My wife and I started this journey 7 years ago when we bought acreage in a very rural (frontier) area of North Eastern Arizona. We were city slickers in every sense of the term. We were acculturated to the idea of jumping into the vehicle and taking a 5 minute drive the local Costco, Home Depot, Mall etc.
We had various peer groups that we were part of. Then an event happened 4 years ago that finally forced us to make a decision about relocating to the property we had purchased. We sold our house in Southern California and went on an adventure.
The adventure included a temporary gig as a science teacher on the Navajo Nation at an isolated school site while we were getting our land set up to live on. Trailer housing was supplied to the teachers. It was a forty mile drive to the nearest town to buy groceries.
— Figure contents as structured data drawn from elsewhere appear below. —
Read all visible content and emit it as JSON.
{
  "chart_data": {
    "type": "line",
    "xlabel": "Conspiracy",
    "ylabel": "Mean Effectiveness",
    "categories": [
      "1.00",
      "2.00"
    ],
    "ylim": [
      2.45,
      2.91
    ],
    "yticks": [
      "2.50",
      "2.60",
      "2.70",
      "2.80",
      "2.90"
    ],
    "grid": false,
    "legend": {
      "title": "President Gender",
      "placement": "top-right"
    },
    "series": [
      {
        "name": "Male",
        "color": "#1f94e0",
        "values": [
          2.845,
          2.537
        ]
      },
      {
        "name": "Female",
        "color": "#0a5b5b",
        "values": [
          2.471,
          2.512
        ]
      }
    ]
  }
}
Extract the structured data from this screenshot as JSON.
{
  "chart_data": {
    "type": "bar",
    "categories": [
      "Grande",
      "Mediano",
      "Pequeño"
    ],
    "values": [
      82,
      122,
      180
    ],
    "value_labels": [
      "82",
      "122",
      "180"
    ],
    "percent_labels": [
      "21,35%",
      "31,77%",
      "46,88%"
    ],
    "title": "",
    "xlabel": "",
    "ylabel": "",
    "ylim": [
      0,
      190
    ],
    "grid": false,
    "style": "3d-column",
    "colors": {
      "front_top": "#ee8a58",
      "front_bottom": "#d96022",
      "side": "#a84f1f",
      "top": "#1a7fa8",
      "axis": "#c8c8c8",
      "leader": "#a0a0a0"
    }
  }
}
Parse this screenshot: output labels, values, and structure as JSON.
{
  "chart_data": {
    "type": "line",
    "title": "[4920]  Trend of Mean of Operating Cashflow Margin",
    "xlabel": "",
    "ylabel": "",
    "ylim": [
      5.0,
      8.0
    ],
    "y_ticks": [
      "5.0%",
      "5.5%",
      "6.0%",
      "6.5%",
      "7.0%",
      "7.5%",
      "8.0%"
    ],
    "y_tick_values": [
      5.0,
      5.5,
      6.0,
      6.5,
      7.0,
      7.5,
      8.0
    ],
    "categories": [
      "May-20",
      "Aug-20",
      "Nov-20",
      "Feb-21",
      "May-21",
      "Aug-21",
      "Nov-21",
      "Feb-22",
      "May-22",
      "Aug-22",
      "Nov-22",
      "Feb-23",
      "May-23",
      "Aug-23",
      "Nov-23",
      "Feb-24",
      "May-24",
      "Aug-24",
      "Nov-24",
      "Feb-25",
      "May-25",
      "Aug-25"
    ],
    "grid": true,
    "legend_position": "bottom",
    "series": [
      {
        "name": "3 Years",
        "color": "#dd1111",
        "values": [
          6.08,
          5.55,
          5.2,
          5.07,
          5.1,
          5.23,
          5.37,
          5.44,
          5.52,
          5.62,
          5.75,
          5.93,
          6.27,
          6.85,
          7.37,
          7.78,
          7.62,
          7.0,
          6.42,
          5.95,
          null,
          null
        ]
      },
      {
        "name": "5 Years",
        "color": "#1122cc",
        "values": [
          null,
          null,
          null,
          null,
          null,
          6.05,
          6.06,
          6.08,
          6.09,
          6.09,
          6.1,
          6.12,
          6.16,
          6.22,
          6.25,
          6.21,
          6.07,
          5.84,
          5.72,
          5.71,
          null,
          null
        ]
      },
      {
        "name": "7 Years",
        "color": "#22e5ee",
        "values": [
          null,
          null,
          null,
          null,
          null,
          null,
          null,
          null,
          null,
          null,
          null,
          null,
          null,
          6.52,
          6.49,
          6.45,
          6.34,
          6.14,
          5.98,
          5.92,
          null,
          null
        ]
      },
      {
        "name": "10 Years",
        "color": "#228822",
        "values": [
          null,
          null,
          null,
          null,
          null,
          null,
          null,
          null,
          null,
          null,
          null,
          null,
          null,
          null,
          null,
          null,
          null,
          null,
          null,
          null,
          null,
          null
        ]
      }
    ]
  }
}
While my wife and I got along well we were truly forced to become best friends if we were going to survive the isolation.
That prepared us for the next step in the journey moving onto our land. We have been there now for the past 2.5 years. We live off grid in a 1000 sf cabin, have a 6 gpm well with a 2500 gal storage tank, a 4 season green house and an outdoor garden.
We don’t have cable or satellite TV but do have a broadband card for internet with our wireless service (no land lines to this area) The nearest neighbors our over a mile away as the crow flies. This has been a difficult time for my spouse because even though she is an introvert like me she has always been around like-minded people. Now it is mainly her and I. We have adapted but it has taken several years.
Why am I relating this to you if you haven’t practiced living alone then when the time comes you may not be able to cope with the experience of it. If you are single try staying in isolation for days at a time. The only time you go out is to buy groceries and immediately return to your home. If you have a family plan your vacation to be in a socially isolated place.
No cell phones, no i-pods, no computers no trappings of civilization other than your cooking materials, fishing gear and weapons. We take great pains to practice, practice, practice with our weapons, preparing our food supply, gardening, etc. but I venture to say you don’t practice the one essential skill for mental survival spending time in solitude.